International checkout best practices
You improve international checkout conversion by mimicking a familiar, local experience. Detect location, show prices in local currency and language, and offer the country’s most-used payment methods. Display the full landed cost—item price, shipping, duties, and taxes—before payment, and collect taxes at checkout. Provide accurate delivery timelines and localized address formats. Optimize authorization routing and security checks to local norms. These steps reduce friction, increase trust, and raise completion rates.
FAQ
### How does payment-method familiarity impact international checkout conversion?
Payment familiarity reduces decision friction and increases trust, leading to higher selection and completion rates. Local methods also benefit from optimized authorization flows with regional networks, improving approval rates and reducing declines. Together, these effects raise end-to-end conversion.

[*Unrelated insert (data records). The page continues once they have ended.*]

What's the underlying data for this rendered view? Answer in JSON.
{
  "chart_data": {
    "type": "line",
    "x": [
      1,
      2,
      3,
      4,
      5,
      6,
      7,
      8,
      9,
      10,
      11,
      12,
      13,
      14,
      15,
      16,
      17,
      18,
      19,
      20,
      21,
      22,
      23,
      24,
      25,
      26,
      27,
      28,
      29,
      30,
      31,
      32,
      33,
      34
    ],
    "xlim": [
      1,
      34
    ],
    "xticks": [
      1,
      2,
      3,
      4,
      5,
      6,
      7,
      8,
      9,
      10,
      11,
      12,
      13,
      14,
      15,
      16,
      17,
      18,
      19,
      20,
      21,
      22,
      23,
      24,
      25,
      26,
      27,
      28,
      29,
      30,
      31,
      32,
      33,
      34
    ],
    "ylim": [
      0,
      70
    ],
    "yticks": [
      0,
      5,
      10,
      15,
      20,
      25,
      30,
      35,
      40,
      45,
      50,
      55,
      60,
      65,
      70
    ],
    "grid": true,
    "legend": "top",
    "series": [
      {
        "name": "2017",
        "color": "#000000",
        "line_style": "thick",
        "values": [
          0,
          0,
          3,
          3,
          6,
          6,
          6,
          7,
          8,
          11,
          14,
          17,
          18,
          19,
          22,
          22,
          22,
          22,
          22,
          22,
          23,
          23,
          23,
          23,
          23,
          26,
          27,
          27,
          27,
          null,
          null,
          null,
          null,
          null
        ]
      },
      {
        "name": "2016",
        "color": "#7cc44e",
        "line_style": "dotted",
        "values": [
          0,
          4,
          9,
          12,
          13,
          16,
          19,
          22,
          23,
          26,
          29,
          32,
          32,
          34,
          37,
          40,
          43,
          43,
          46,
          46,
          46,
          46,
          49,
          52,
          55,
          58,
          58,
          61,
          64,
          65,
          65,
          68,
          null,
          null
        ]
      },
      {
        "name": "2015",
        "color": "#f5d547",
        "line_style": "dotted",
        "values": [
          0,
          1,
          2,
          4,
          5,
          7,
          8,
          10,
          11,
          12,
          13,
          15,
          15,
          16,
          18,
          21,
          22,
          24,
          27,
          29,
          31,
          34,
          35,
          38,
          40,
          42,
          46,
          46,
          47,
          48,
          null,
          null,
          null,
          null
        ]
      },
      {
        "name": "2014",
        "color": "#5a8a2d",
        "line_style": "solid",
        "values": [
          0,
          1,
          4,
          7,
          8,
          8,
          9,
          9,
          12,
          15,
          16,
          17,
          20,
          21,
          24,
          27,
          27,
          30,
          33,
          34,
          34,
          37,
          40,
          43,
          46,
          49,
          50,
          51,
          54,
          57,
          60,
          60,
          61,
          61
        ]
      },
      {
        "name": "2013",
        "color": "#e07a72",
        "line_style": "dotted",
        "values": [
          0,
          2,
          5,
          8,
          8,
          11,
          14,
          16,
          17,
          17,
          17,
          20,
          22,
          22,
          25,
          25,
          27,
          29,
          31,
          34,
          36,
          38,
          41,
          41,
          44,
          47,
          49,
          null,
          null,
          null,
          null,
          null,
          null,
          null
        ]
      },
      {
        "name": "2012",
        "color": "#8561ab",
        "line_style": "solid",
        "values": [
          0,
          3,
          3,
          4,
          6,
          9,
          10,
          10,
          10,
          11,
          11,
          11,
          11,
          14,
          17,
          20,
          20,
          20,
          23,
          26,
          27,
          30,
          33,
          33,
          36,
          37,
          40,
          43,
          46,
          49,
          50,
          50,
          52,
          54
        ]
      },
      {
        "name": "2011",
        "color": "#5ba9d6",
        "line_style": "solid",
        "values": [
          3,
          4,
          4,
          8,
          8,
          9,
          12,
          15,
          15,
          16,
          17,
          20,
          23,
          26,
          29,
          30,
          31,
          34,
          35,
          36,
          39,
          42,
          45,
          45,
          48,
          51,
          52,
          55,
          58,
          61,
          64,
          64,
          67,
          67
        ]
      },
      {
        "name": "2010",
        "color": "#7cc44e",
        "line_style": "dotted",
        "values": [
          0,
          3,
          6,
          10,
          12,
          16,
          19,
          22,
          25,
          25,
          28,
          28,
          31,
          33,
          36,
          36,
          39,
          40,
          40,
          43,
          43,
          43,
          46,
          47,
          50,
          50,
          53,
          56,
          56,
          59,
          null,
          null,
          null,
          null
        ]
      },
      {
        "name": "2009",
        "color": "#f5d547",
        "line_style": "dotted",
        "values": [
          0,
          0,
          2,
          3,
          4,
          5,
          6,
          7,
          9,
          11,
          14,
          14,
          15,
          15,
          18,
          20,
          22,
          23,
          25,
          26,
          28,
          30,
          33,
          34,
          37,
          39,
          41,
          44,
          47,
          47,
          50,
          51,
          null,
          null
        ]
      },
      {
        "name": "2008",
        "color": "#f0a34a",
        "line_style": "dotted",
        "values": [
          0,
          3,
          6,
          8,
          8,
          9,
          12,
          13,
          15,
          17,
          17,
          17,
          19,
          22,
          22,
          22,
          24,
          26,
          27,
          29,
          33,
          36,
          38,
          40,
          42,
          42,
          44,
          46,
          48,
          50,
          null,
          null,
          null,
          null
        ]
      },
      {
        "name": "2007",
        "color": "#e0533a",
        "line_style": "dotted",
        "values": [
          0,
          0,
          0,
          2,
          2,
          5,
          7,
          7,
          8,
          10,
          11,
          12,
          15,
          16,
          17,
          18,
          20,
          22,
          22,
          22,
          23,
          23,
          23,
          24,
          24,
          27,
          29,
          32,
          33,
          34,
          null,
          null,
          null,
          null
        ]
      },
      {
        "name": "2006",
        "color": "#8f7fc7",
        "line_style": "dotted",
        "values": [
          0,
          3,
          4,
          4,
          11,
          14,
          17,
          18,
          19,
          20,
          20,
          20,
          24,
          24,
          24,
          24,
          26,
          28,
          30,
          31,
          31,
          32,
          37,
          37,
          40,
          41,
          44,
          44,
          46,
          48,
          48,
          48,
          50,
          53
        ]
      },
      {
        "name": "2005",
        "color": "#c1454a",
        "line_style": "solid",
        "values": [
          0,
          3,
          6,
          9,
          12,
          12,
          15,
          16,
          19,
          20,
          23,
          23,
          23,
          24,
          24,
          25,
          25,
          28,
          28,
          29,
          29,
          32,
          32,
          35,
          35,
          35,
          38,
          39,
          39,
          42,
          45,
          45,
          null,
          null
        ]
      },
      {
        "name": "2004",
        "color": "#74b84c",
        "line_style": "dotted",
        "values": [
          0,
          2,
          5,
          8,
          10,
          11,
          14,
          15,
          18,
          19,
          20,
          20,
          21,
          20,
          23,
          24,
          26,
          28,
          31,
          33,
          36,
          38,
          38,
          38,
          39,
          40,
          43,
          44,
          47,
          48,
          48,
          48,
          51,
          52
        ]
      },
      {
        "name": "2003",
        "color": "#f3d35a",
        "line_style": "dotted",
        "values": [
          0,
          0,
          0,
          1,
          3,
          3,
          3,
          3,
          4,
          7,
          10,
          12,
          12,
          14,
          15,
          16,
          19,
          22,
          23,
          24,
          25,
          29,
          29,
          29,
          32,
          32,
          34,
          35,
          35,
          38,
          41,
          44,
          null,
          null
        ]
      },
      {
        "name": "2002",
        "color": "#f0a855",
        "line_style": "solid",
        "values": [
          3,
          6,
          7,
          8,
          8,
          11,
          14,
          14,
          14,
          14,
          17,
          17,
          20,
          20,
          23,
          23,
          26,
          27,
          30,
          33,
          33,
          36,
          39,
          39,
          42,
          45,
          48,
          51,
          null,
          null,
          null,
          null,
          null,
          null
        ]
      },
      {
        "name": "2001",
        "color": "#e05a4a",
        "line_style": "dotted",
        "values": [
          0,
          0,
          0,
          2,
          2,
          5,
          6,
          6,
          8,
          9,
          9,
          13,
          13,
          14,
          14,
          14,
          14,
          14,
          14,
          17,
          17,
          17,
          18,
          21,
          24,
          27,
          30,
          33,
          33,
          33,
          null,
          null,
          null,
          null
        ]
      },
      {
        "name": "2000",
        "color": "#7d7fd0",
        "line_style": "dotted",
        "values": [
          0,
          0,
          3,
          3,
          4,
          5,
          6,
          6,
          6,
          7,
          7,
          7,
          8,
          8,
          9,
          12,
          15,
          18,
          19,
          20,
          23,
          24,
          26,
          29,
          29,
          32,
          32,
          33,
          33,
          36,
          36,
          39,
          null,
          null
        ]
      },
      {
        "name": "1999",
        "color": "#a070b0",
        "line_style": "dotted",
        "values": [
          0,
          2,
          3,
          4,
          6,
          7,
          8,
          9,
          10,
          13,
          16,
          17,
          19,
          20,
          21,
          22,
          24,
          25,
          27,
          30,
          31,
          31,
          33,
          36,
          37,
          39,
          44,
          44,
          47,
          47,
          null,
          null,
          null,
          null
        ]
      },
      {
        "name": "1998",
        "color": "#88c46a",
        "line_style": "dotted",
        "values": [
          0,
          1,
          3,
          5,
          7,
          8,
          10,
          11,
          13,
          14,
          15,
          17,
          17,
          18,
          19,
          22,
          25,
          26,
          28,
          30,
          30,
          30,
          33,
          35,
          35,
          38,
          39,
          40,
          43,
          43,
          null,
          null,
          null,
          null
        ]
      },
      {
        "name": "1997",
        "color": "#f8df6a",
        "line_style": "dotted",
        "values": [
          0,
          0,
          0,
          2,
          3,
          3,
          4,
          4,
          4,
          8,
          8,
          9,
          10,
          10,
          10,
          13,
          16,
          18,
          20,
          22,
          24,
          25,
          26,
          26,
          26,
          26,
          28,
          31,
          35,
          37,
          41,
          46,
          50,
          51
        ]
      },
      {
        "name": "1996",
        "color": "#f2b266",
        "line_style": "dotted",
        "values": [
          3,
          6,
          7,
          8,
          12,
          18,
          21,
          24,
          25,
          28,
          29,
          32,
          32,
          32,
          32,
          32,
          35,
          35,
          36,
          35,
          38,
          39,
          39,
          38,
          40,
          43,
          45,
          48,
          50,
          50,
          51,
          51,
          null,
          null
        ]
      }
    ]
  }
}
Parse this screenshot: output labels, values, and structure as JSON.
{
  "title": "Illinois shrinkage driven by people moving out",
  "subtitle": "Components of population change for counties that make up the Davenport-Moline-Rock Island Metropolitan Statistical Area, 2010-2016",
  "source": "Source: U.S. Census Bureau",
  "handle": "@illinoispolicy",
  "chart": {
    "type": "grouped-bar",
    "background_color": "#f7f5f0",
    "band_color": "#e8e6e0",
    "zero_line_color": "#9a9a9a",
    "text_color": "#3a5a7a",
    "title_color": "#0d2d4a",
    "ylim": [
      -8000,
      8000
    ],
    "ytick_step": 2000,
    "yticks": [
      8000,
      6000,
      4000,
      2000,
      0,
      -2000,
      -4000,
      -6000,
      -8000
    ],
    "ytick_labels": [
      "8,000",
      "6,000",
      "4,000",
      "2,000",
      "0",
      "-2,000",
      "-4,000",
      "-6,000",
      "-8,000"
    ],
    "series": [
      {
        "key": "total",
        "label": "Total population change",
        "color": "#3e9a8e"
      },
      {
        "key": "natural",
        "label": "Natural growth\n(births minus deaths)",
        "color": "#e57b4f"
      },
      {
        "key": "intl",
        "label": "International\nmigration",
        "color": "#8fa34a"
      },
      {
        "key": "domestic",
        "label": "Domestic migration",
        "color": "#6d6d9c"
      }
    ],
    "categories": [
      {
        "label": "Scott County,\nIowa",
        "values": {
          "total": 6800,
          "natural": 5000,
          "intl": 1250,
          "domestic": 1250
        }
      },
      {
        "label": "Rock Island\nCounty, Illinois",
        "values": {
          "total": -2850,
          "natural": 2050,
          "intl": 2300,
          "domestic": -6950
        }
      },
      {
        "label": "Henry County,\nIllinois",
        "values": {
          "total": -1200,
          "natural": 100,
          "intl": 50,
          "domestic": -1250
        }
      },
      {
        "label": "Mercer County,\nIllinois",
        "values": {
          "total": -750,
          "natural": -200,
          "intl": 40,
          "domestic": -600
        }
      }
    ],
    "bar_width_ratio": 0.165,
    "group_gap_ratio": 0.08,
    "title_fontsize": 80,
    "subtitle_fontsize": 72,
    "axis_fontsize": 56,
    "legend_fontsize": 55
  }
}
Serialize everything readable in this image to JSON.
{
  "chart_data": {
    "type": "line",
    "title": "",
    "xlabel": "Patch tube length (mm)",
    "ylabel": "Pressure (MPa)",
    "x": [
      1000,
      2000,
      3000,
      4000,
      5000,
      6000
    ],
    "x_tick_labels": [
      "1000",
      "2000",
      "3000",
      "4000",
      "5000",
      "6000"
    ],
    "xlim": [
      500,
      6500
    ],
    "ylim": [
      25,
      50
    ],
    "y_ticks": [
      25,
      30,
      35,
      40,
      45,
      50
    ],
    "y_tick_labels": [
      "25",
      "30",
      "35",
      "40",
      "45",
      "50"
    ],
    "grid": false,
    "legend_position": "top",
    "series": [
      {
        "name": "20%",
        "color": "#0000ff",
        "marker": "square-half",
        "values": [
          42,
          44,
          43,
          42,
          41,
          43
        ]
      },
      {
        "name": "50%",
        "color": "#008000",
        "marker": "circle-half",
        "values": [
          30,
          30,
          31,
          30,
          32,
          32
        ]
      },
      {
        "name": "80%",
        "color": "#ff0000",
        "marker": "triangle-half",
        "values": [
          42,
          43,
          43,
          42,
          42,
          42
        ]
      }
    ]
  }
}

### What should be shown before payment to prevent cross-border abandonment?
Present the full landed cost with duties, taxes, shipping, and any surcharges, in local currency. Include delivery timelines, return terms, and any import requirements. This transparency sets expectations and minimizes surprise fees or delays.
### How many payment options should I display per country?
Show a focused set of the top three to five locally popular methods to avoid choice overload. Prioritize the default based on device and basket size, and place less-used methods in an expandable list.
### How can I test which local payment methods increase conversion by country?
Run controlled experiments that vary payment-method availability and ordering. Track selection rate, authorization rate, and overall checkout completion. Segment by device, basket value, and customer status, and roll out winning configurations gradually.